John Capobianco • 22:46
Well, we lost William by accident, I hope he rejoins, but to William’s point, the mix of experts that Itential has is totally up to you. If you have a singular LLM provider that you want to use on-prem or in the cloud, you can do that. If you wanted to incorporate multi-AI and lean on what they’re good at, code generation or code validation or text generation for the ServiceNow ticket, you can do that as well. So, I’m hoping William jumps back in here. If not, I want to thank you for joining us and if you have any questions or want a demo of this solution or other solutions from Itential or Selector, just reach out and let William or I know and we will make sure that we get you connected to the right people. Thank you again. Thank you for everyone who supported us at Cisco Live, who came out to our booths and said hello, and stay tuned for more.
John Capobianco • 23:43
We’re going to have more of this in a series of demos. We have some other use cases. that we can provide. There’s William. He is back to say goodbye. I’m just wrapping things up, William. So William, we’re going to have a series of these.
John Capobianco • 23:56
This is this month’s episode. We want to keep this nice and tight, 30 minutes. But we have an NTP drift example. We have some other configuration examples. We have some source of truth examples. So William, hopefully I can invite you back and next month we can show off some more use cases. Do you have any final thoughts before we go?
William Collins • 24:16
Yeah, I guess the only thing is any use case that’s a consistent challenge that you run into operationally that, you know, Selector gets that context around and has that data and does that triage, anything that is happening, you know, can be basically thrown into this closed loop automation machine, if you will.

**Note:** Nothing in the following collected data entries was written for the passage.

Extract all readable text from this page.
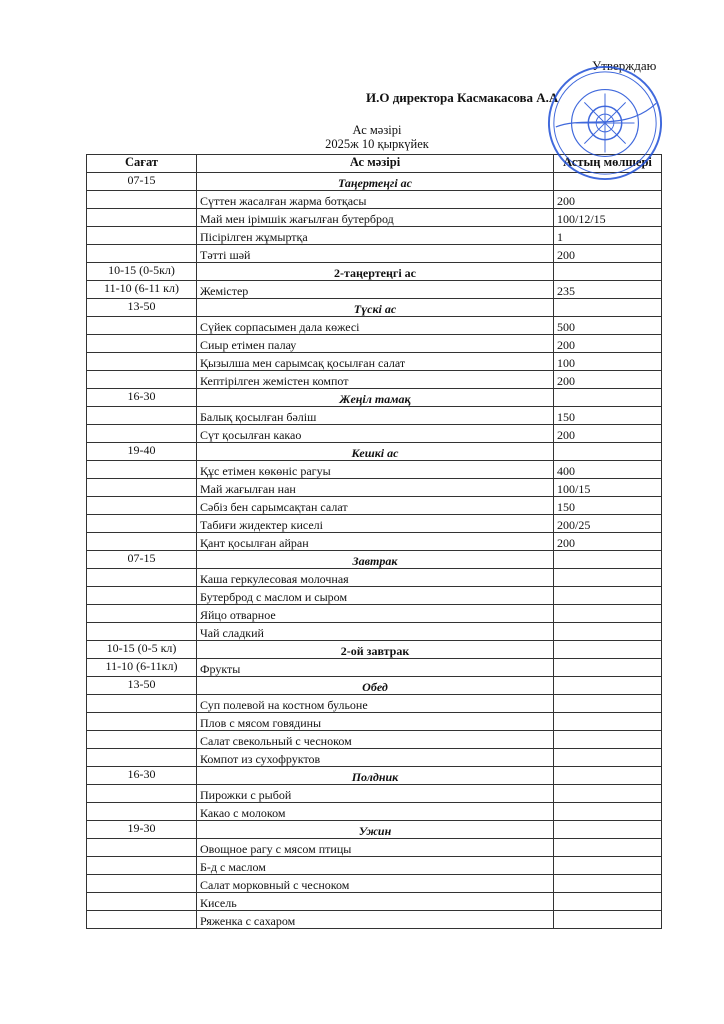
Утверждаю
И.О директора Касмакасова А.А
Ас мәзірі
2025ж 10 қыркүйек
Сағат	Ас мәзірі	Астың мөлшері
07-15	Таңертеңгі ас	
	Сүттен жасалған жарма ботқасы	200
	Май мен ірімшік жағылған бутерброд	100/12/15
	Пісірілген жұмыртқа	1
	Тәтті шәй	200
10-15 (0-5кл)	2-таңертеңгі ас	
11-10 (6-11 кл)	Жемістер	235
13-50	Түскі ас	
	Сүйек сорпасымен дала көжесі	500
	Сиыр етімен палау	200
	Қызылша мен сарымсақ қосылған салат	100
	Кептірілген жемістен компот	200
16-30	Жеңіл тамақ	
	Балық қосылған бәліш	150
	Сүт қосылған какао	200
19-40	Кешкі ас	
	Құс етімен көкөніс рагуы	400
	Май жағылған нан	100/15
	Сәбіз бен сарымсақтан салат	150
	Табиғи жидектер киселі	200/25
	Қант қосылған айран	200
07-15	Завтрак	
	Каша геркулесовая молочная	
	Бутерброд с маслом и сыром	
	Яйцо отварное	
	Чай сладкий	
10-15 (0-5 кл)	2-ой завтрак	
11-10 (6-11кл)	Фрукты	
13-50	Обед	
	Суп полевой на костном бульоне	
	Плов с мясом говядины	
	Салат свекольный с чесноком	
	Компот из сухофруктов	
16-30	Полдник	
	Пирожки с рыбой	
	Какао с молоком	
19-30	Ужин	
	Овощное рагу с мясом птицы	
	Б-д с маслом	
	Салат морковный с чесноком	
	Кисель	
	Ряженка с сахаром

So just think about all those things that take up so much time that are so tedious that operations, these things that you deal with again and again and again. And, you know, when I was in the network engineering space, I always thought, you know, gotta be an easier way. There has to be a better way, come on. And this is really that catalyst of really a better way of doing ops. So really excited, really excited.
John Capobianco • 25:04
I’m also excited about seeing artificial intelligence applied to solve problems in such an elegant way. I know a lot of you are thinking probably as you watch this 5 to 10 or 15 use cases off the top of your head that you as a human never want to deal with again, that it’s either so trivial or such low risk or such high frequency of an occurrence or even a low frequency occurrence that happens four times a year and you just want to dealt with automatically. This is the solution. This is the promise of artificial intelligence. So again for William and John, thank you again for joining us. We’ll be back next month or in a few weeks with some more use cases and we really do appreciate your feedback. So as you’re watching this, ask questions, right? Share this around, reach out to William for a demo, reach out to me for a demo.
John Capobianco • 25:56
We really are excited about this future together. Thanks again.